CHAMPAIGN, Ill. — The theatre department at the University of Illinois Urbana-Champaign will offer views of healing and reconciliation in this season’s plays. The 2024-25 season includes a gothic melodrama, a Shakespeare production and a multigenerational story of an immigrant family.
“We look for the way the different works resonate with each other. One of the things that really comes to the fore when we have all these pieces together is transitions and healing and reconciliation,” said Valleri Robinson, the theatre department head. “There’s magic in each one of these pieces, and adventure, romance and love, even though they’re dealing with monstrosities of all kinds.”
A committee of faculty members and students made recommendations for the plays to be performed this season, and Robinson and Thom Miller, a professor of theatre studies and the producer of Illinois Theatre, made the final selections.
“We have to think about our academic and educational goals, first and foremost,” Robinson said. Students act, design and build sets, and work on all the technical aspects and stage management of the productions.
The department must consider venue availability and what venue is appropriate for a particular work.

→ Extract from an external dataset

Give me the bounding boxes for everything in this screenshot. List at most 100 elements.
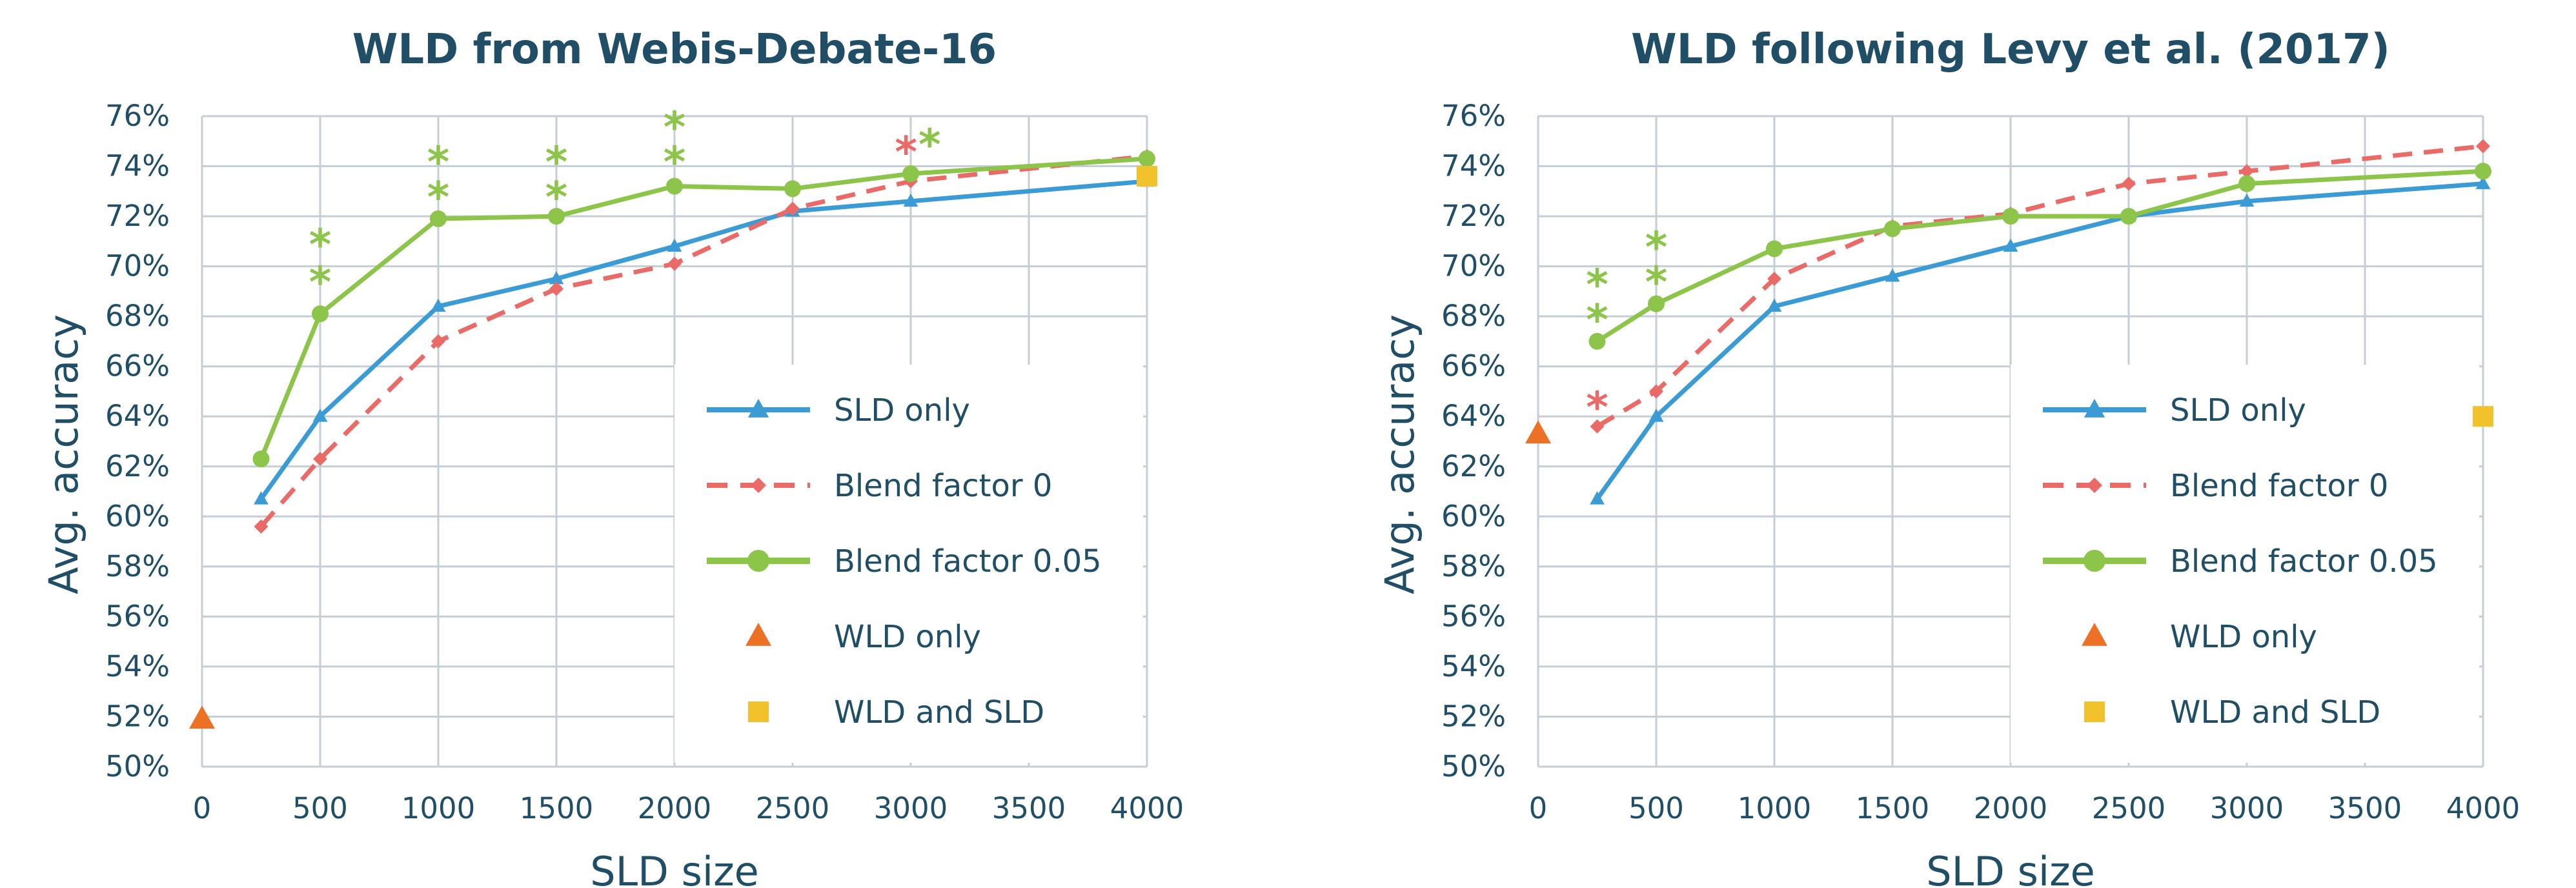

The Colwell Playhouse at Krannert Center for the Performing Arts is undergoing renovation work, so the theatre, Lyric Theatre and dance programs staged performances at the Virginia Theatre in downtown Champaign last year, and the Virginia will host the theatre department’s production of “Dracula, A Feminist Revenge Fantasy, Really” in November.
“We want to build excitement and enthusiasm and draw in the local community. Last year with ‘Rent’ at the Virginia, we saw so many young people and people from the community we might not have reached before,” Robinson said. “’Dracula’ was very successful at the Actors Theatre of Louisville. It’s timely, energetic, a joyful kind of send-up.”
Each play explores the passage of time, whether through memory, as in the season opener “No Puedo, I’m Sorry,” or over a period of 300 years in an adaptation of “Orlando.” The plays also feature powerful female characters who defy the limits imposed on them because of their gender to take control of their own lives, Robinson said.
“They are highlighting risk-takers, boundary-defiers, rule-breakers who are willing to go the extra mile to do what’s right,” she said.
Playwright Ariel Cipolla is producing “No Puedo, I’m Sorry” through the theatre department’s Daniel J. Sullivan Playwright-in-Residence program, which provides support for an emerging playwright to workshop a play and allows students to be part of developing a new work with a professional. Cipolla wrote “So You Think You Can Stay?,” which students directed at the Armory Free Theater last year. That led the department to ask him to participate in the Sullivan residency, Robinson said.
“’No Puedo, I’m Sorry’ is a beautiful love story with elements of heartache and cultural misunderstanding,” she said. It is performed Sept. 27-28 in KCPA’s Studio Theatre.
An adaptation of the Virginia Woolf novel “Orlando,” features a man who changes gender and over the course of 300 years learns what living within the constraints of being a woman is like. It is Nov. 1-2 and Nov. 6-9 in the Studio Theatre.
Robinson described the reimagining of “Dracula” as “Buffy the Vampire Slayer” meets Bram Stoker’s “Dracula” — both campy and dark, and filled with blood splatters. Women drive the storyline. It is performed Nov. 14-16 at the Virginia Theatre.
The Theatre Studies New Works Project is a program to help students develop new plays and apply the techniques they are learning in the classroom, with an emphasis on playwriting, devising and directing. The showcase of their works is free on Feb. 21-22 in the Studio Theatre.
“The Winter’s Tale” features a king whose jealousy leaves his family and kingdom in chaos. It is April 4-5 and April 9-12 in the Colwell Playhouse.
“Plumas Negras” uses magical realism to tell the story of three generations of Latina women in a farming community in California. Alongside the mothers and daughters are the specters of their ancestors who are part of the journey of these immigrants, Robinson said. The play is April 11-12 and April 16-19 in the Studio Theatre.
Tickets are available at krannertcenter.com.